The above video and photo were not taken at rush hours. It gets a lot more congested than you see there. But this is their style of driving. They are perfectly comfortable with it and there is a logic to it.


It's the law of the jungle with the exception it is with courtesy. Basically, the first person in line goes next. You are continually merging but allowing the first person to the spot the right of way. Including pedestrians. Pedestrians have no special privileges even at crosswalks. It's simply first come, first pass.


Another thing I learned is critical when driving is that you show intent. I mean, let others know what you are going to do. With people passing you on both sides you must signal your intended turns, either by blinker or hand. I made the mistake once of not signaling and nearly caused an accident. But they are quite forgiving people, no harsh words or middle finger waves. Just a short toot of the horn.


2. Massages are ubiquitous




They love their massages and they are everywhere. You not only walk by their shops in town, but they set up impromptu shops in the open areas of the town as a temporary service when people are out and about, usually the evening.

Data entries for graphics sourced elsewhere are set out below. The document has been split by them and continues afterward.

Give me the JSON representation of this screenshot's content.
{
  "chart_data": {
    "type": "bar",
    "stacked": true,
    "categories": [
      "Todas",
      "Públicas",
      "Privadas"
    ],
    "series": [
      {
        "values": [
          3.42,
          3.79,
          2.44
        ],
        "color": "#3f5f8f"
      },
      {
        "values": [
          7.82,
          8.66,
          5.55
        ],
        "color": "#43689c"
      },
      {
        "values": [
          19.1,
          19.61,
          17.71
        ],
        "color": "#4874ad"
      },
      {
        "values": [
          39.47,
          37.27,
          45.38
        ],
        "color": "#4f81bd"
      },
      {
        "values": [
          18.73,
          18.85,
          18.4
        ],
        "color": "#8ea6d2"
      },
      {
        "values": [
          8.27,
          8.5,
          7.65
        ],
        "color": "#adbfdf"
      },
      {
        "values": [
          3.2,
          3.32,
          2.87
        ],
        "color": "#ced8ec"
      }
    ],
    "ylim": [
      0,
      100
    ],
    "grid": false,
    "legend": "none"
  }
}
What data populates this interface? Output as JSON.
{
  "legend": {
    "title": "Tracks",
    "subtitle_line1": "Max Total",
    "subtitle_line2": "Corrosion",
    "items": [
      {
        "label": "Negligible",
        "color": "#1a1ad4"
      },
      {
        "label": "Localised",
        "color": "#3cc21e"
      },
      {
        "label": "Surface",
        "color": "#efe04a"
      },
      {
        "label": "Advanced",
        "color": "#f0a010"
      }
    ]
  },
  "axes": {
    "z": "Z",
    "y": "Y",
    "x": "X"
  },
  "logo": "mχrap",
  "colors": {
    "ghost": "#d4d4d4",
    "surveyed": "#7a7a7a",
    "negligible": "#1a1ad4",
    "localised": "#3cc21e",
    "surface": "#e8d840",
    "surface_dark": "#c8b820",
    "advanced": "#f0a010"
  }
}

Not only that, but if their is a captive audience, like at a pier terminal or the airport, expect to see a massage service there. And they can be incredibly cheap by our standards. It can be as little as $2 for a half hour massage.


But one thing I've learned to be careful getting these massages is to request that they do not use any oil. Some of the cheap oils they use in massages can cause contact dermatitis. I know one time years ago I got a bad case of hives from the cheap oil that they used. For a simple foot massage or head of neck massage there's really no need to use oils anyway.


3. You better like rice!


Rice is served at every meal. Including breakfast. Actually, you see the portions in the pictures below are quite modest. When I see some of the locals eat rice, they eat a lot of it. Usually just heaping huge spoonfuls on their plate so the plate is more than half full of rice.

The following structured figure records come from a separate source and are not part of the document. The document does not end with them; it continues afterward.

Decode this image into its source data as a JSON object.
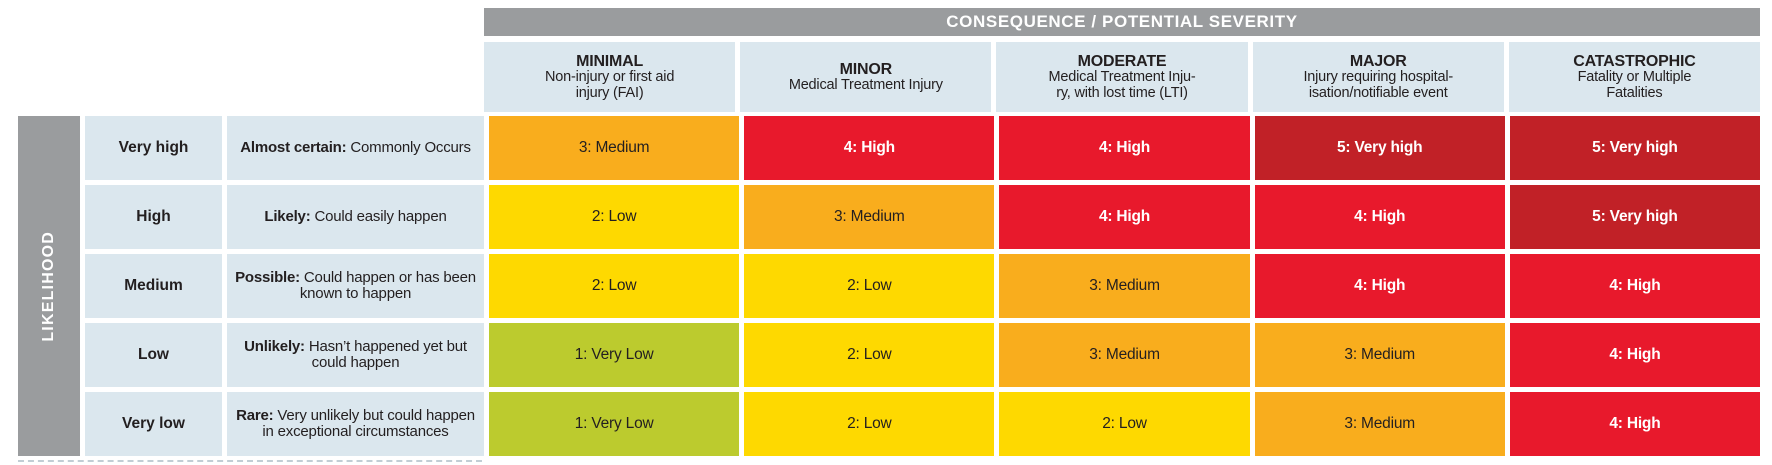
{
  "consequence_header": "CONSEQUENCE / POTENTIAL SEVERITY",
  "likelihood_header": "LIKELIHOOD",
  "palette": {
    "header_gray": "#9a9c9e",
    "header_blue": "#dbe7ee",
    "text_dark": "#231f20",
    "verylow": {
      "bg": "#bccb2e",
      "fg": "#231f20"
    },
    "low": {
      "bg": "#fed900",
      "fg": "#231f20"
    },
    "medium": {
      "bg": "#f9ad1d",
      "fg": "#231f20"
    },
    "high": {
      "bg": "#e8192c",
      "fg": "#ffffff"
    },
    "veryhigh": {
      "bg": "#c12127",
      "fg": "#ffffff"
    }
  },
  "severity_columns": [
    {
      "title": "MINIMAL",
      "subtitle": "Non-injury or first aid\ninjury (FAI)"
    },
    {
      "title": "MINOR",
      "subtitle": "Medical Treatment Injury"
    },
    {
      "title": "MODERATE",
      "subtitle": "Medical Treatment Inju-\nry, with lost time (LTI)"
    },
    {
      "title": "MAJOR",
      "subtitle": "Injury requiring hospital-\nisation/notifiable event"
    },
    {
      "title": "CATASTROPHIC",
      "subtitle": "Fatality or Multiple\nFatalities"
    }
  ],
  "rows": [
    {
      "likelihood": "Very high",
      "descriptor": "Almost certain:",
      "description": "Commonly Occurs",
      "cells": [
        {
          "label": "3: Medium",
          "level": "medium"
        },
        {
          "label": "4: High",
          "level": "high"
        },
        {
          "label": "4: High",
          "level": "high"
        },
        {
          "label": "5: Very high",
          "level": "veryhigh"
        },
        {
          "label": "5: Very high",
          "level": "veryhigh"
        }
      ]
    },
    {
      "likelihood": "High",
      "descriptor": "Likely:",
      "description": "Could easily happen",
      "cells": [
        {
          "label": "2: Low",
          "level": "low"
        },
        {
          "label": "3: Medium",
          "level": "medium"
        },
        {
          "label": "4: High",
          "level": "high"
        },
        {
          "label": "4: High",
          "level": "high"
        },
        {
          "label": "5: Very high",
          "level": "veryhigh"
        }
      ]
    },
    {
      "likelihood": "Medium",
      "descriptor": "Possible:",
      "description": "Could happen or has been known to happen",
      "cells": [
        {
          "label": "2: Low",
          "level": "low"
        },
        {
          "label": "2: Low",
          "level": "low"
        },
        {
          "label": "3: Medium",
          "level": "medium"
        },
        {
          "label": "4: High",
          "level": "high"
        },
        {
          "label": "4: High",
          "level": "high"
        }
      ]
    },
    {
      "likelihood": "Low",
      "descriptor": "Unlikely:",
      "description": "Hasn’t happened yet but could happen",
      "cells": [
        {
          "label": "1: Very Low",
          "level": "verylow"
        },
        {
          "label": "2: Low",
          "level": "low"
        },
        {
          "label": "3: Medium",
          "level": "medium"
        },
        {
          "label": "3: Medium",
          "level": "medium"
        },
        {
          "label": "4: High",
          "level": "high"
        }
      ]
    },
    {
      "likelihood": "Very low",
      "descriptor": "Rare:",
      "description": "Very unlikely but could happen in exceptional circumstances",
      "cells": [
        {
          "label": "1: Very Low",
          "level": "verylow"
        },
        {
          "label": "2: Low",
          "level": "low"
        },
        {
          "label": "2: Low",
          "level": "low"
        },
        {
          "label": "3: Medium",
          "level": "medium"
        },
        {
          "label": "4: High",
          "level": "high"
        }
      ]
    }
  ]
}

The locals cannot live without rice. They grew up on it as part of their staple, and they will eat it every day at every meal.



I am not really a huge rice eater, but I did get used to having garlic rice at most of my meals.




4. Christmas is big


They really celebrate Christmas time here. Seems like they celebrate it even year-round. I think it is a result of the large Christian influence here. Especially the Catholic religion, which was brought here by the Spanish.


You will begin to see Christmas stuff come out at the beginning of September. And often they don't even take it down year-round.


Especially the malls are festive anytime it is close to Christmas time. I'm really not sure how much Christmas is commercialized in the Philippines, because there's really not that much money in the country. But I do know that it is highly celebrated.




That's just some random observations of the country that I can offer you from my perspective. My perspective is no more useful than anybody else's, it's just simply mine. Others may tell a different story of the country.